If you missed the first post I made about mews and building my own mews, you can find it here.

This is only a brief update about how my mews are coming.  It’s taking a lot longer to build it then I thought it would take and I have less free time than I expected. I bought some more 2×4’s, enough to finish making the wall panels.  It’s taking awhile to get all of the wood because it’s pretty expensive and I can only fit so much in the back of our Elantra.


Sarah and I buying 21 2×4’s

I still need to buy the wood and plastic for a roof, as well as the 4×4’s for corner posts, but it’s certainly coming along.

I only finished one panel and half-finished two others since my first post about mews.  The two that are half finished are the front panels that will have barred windows.  I don’t have to 2×6’s and 2×3’s to make the windows, but the frames and bottom panels are assembled and both are painted.

The panel that I finished I’m actually rather proud of.  Sarah brought home a piece of glass, 36″x24″ or something like that.  I thought I’d frame the glass and install it on the side panel for the equipment room to allow some light to get in.  I wasn’t sure exactly how to go about it when I realized the simplest solution – cut a channel into the mid-brace 2×4 and then cut a second brace and two side pieces to frame the glass.  Cutting the channels wasn’t overly difficult with a radial arm saw, though I was a bit worried the whole time about the blade catching the wood and shooting it out into the driveway.  I ended up having to offset the blade just a hair from the center line and making two passes, flipping the wood around for the second pass, as the glass was wider than the saw blade.


Cutting the channels in the window framing.

This left a thin strip of wood, perhaps 1/64″ to 1/32″ thick between the blade cuts.  It was easy enough to remove with a wide wood chisel.

After cutting the channels I painted the window frame pieces and the rest of the partly assembled panel – didn’t want to get paint of the glass once it was installed.


Window framing, after painting

I had to cut the section out of the panel where the window was going to be installed.  I ended up propping the panel up on some 2×4’s and using a circular saw.  It may have not been the safest way to cut the hole, but it worked.

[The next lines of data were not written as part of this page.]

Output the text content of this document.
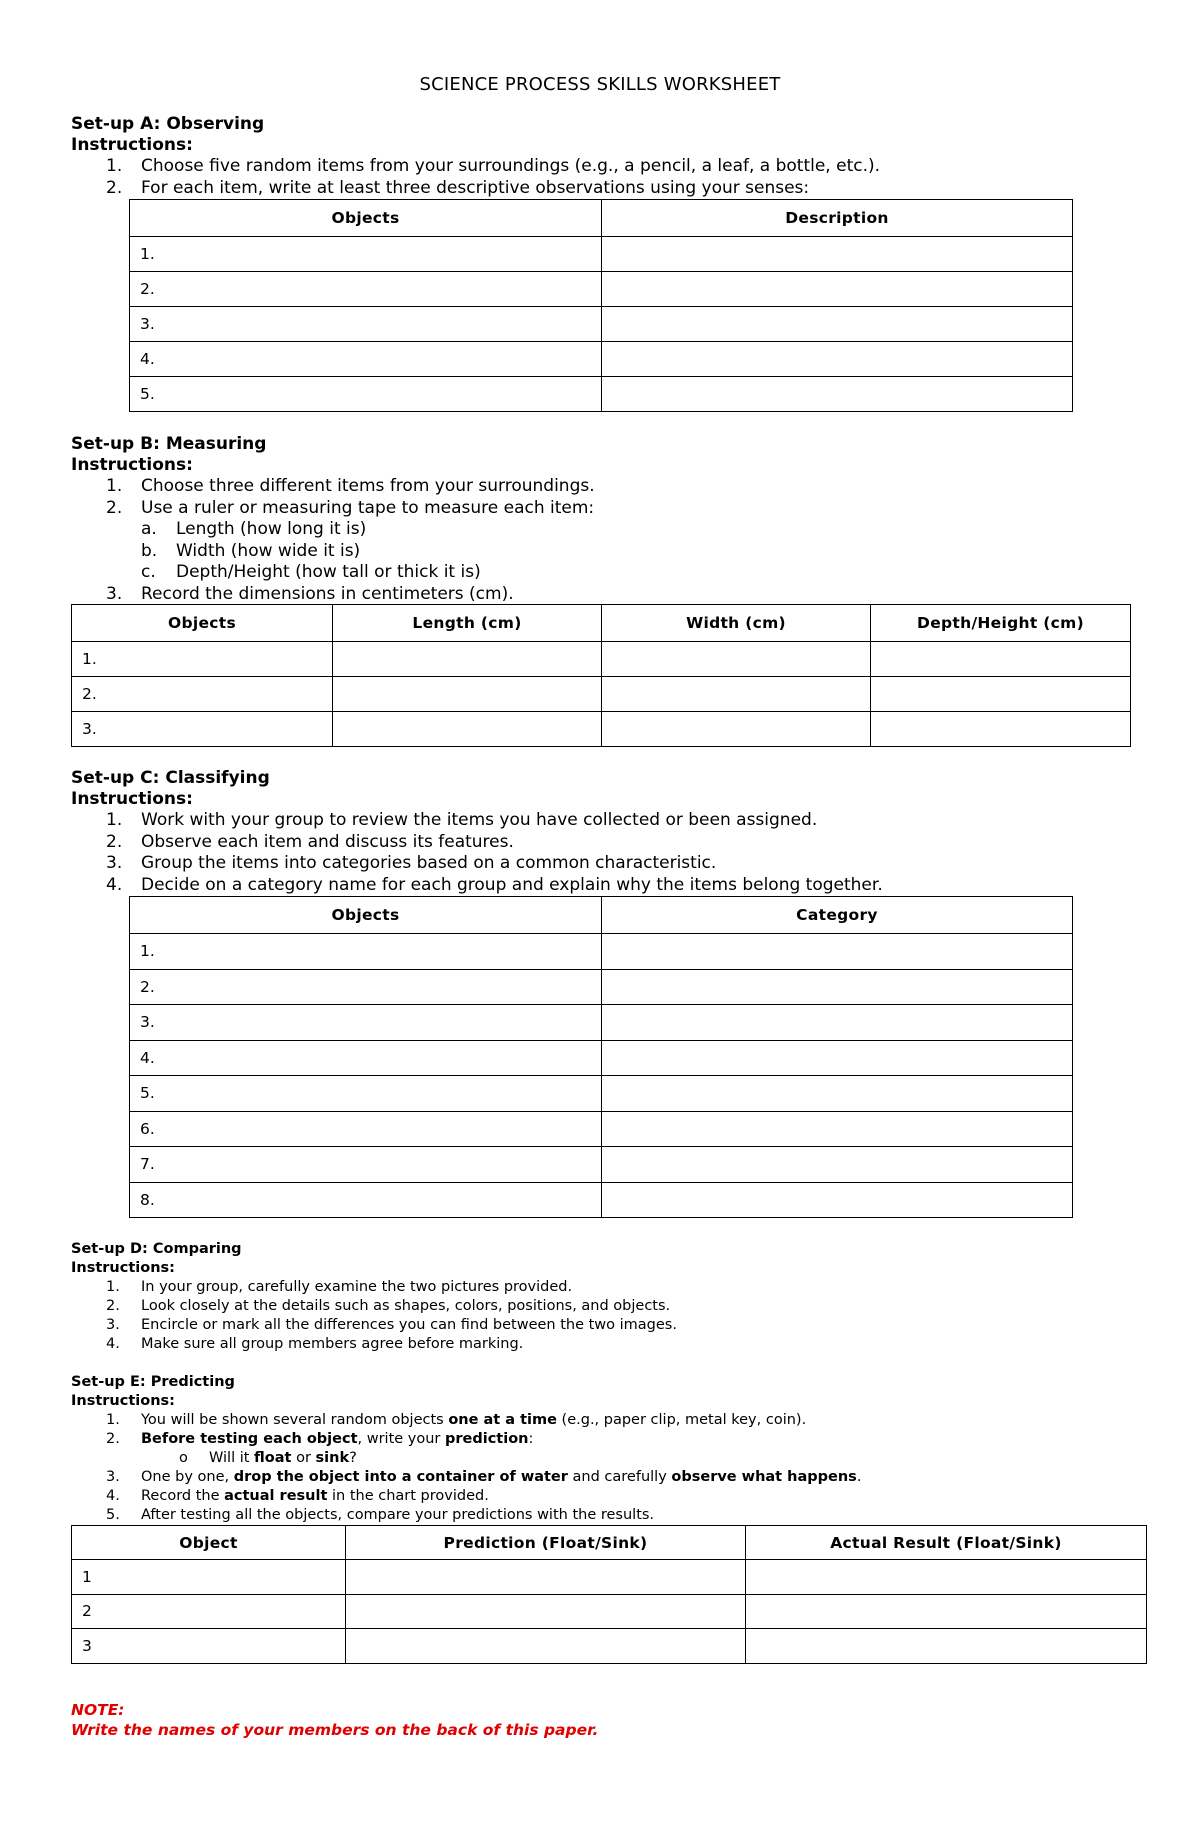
SCIENCE PROCESS SKILLS WORKSHEET
Set-up A: Observing
Instructions:
1. Choose five random items from your surroundings (e.g., a pencil, a leaf, a bottle, etc.).
2. For each item, write at least three descriptive observations using your senses:
Objects	Description
1.	
2.	
3.	
4.	
5.	
Set-up B: Measuring
Instructions:
1. Choose three different items from your surroundings.
2. Use a ruler or measuring tape to measure each item:
a. Length (how long it is)
b. Width (how wide it is)
c. Depth/Height (how tall or thick it is)
3. Record the dimensions in centimeters (cm).
Objects	Length (cm)	Width (cm)	Depth/Height (cm)
1.			
2.			
3.			
Set-up C: Classifying
Instructions:
1. Work with your group to review the items you have collected or been assigned.
2. Observe each item and discuss its features.
3. Group the items into categories based on a common characteristic.
4. Decide on a category name for each group and explain why the items belong together.
Objects	Category
1.	
2.	
3.	
4.	
5.	
6.	
7.	
8.	
Set-up D: Comparing
Instructions:
1. In your group, carefully examine the two pictures provided.
2. Look closely at the details such as shapes, colors, positions, and objects.
3. Encircle or mark all the differences you can find between the two images.
4. Make sure all group members agree before marking.
Set-up E: Predicting
Instructions:
1. You will be shown several random objects one at a time (e.g., paper clip, metal key, coin).
2. Before testing each object, write your prediction:
o Will it float or sink?
3. One by one, drop the object into a container of water and carefully observe what happens.
4. Record the actual result in the chart provided.
5. After testing all the objects, compare your predictions with the results.
Object	Prediction (Float/Sink)	Actual Result (Float/Sink)
1		
2		
3		
NOTE:
Write the names of your members on the back of this paper.
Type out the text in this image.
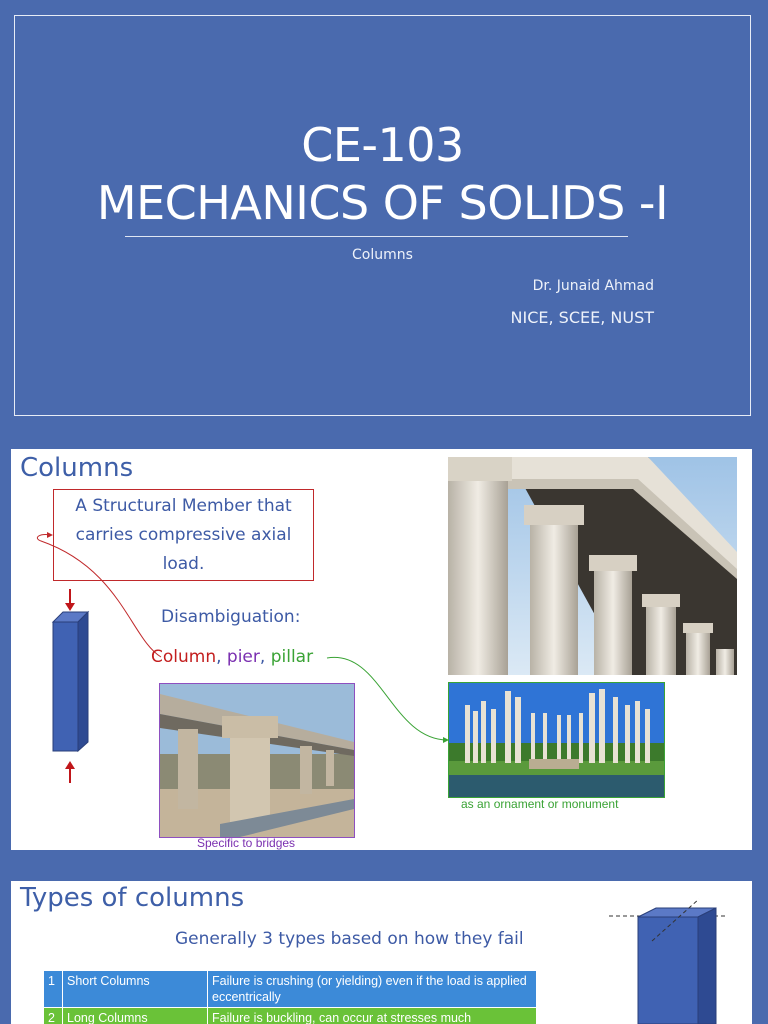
CE-103
MECHANICS OF SOLIDS -I
Columns
Dr. Junaid Ahmad
NICE, SCEE, NUST
Columns
A Structural Member that carries compressive axial load.
Disambiguation:
Column, pier, pillar
Specific to bridges
as an ornament or monument
Types of columns
Generally 3 types based on how they fail
1	Short Columns	Failure is crushing (or yielding) even if the load is applied eccentrically
2	Long Columns	Failure is buckling, can occur at stresses much
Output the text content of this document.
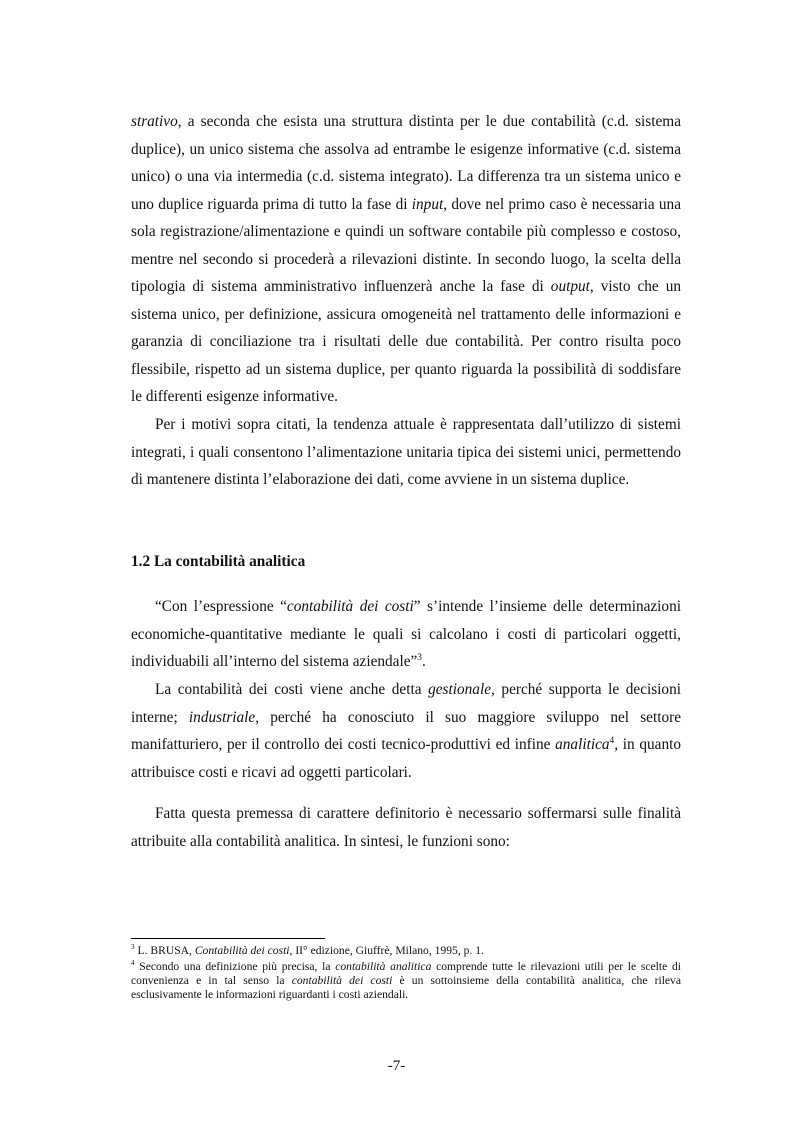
strativo, a seconda che esista una struttura distinta per le due contabilità (c.d. sistema duplice), un unico sistema che assolva ad entrambe le esigenze informative (c.d. sistema unico) o una via intermedia (c.d. sistema integrato). La differenza tra un sistema unico e uno duplice riguarda prima di tutto la fase di input, dove nel primo caso è necessaria una sola registrazione/alimentazione e quindi un software contabile più complesso e costoso, mentre nel secondo si procederà a rilevazioni distinte. In secondo luogo, la scelta della tipologia di sistema amministrativo influenzerà anche la fase di output, visto che un sistema unico, per definizione, assicura omogeneità nel trattamento delle informazioni e garanzia di conciliazione tra i risultati delle due contabilità. Per contro risulta poco flessibile, rispetto ad un sistema duplice, per quanto riguarda la possibilità di soddisfare le differenti esigenze informative.

Per i motivi sopra citati, la tendenza attuale è rappresentata dall’utilizzo di sistemi integrati, i quali consentono l’alimentazione unitaria tipica dei sistemi unici, permettendo di mantenere distinta l’elaborazione dei dati, come avviene in un sistema duplice.

1.2 La contabilità analitica

“Con l’espressione “contabilità dei costi” s’intende l’insieme delle determinazioni economiche-quantitative mediante le quali si calcolano i costi di particolari oggetti, individuabili all’interno del sistema aziendale”$^3$.

La contabilità dei costi viene anche detta gestionale, perché supporta le decisioni interne; industriale, perché ha conosciuto il suo maggiore sviluppo nel settore manifatturiero, per il controllo dei costi tecnico-produttivi ed infine analitica$^4$, in quanto attribuisce costi e ricavi ad oggetti particolari.

Fatta questa premessa di carattere definitorio è necessario soffermarsi sulle finalità attribuite alla contabilità analitica. In sintesi, le funzioni sono:

$^3$ L. BRUSA, Contabilità dei costi, II° edizione, Giuffrè, Milano, 1995, p. 1.

$^4$ Secondo una definizione più precisa, la contabilità analitica comprende tutte le rilevazioni utili per le scelte di convenienza e in tal senso la contabilità dei costi è un sottoinsieme della contabilità analitica, che rileva esclusivamente le informazioni riguardanti i costi aziendali.

-7-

Painted panel before cutting the window hole.

After that the panel was as easy to assemble as all the rest of the panels, predrilling some holes and zipping screws in.


Panel with the framed window in place


Closer detail of the window


The cordless drill died after I predrilled the holes but before I could put in most of the screws. I laid a screw next to each hole so it would be quicker to finish when the battery charged. Sarah kept calling it my art project, and I thought it was even more so when it was illuminated by the car headlights.

So far the total cost of materials breaks down like this:

35 2×4’s – $136.53

9 3/8″ 4×8′ plywood – $146.01

5 lbs 3″ wood screws – $30.16

5 gallons white paint, paint roller, brush, paint tray – $87.71

TOTAL = $400.41

As I said earlier, I still need to buy material for the roof, as well as hinges for the doors and figure out what I’ll do for the floor, so this price will go up a bit more.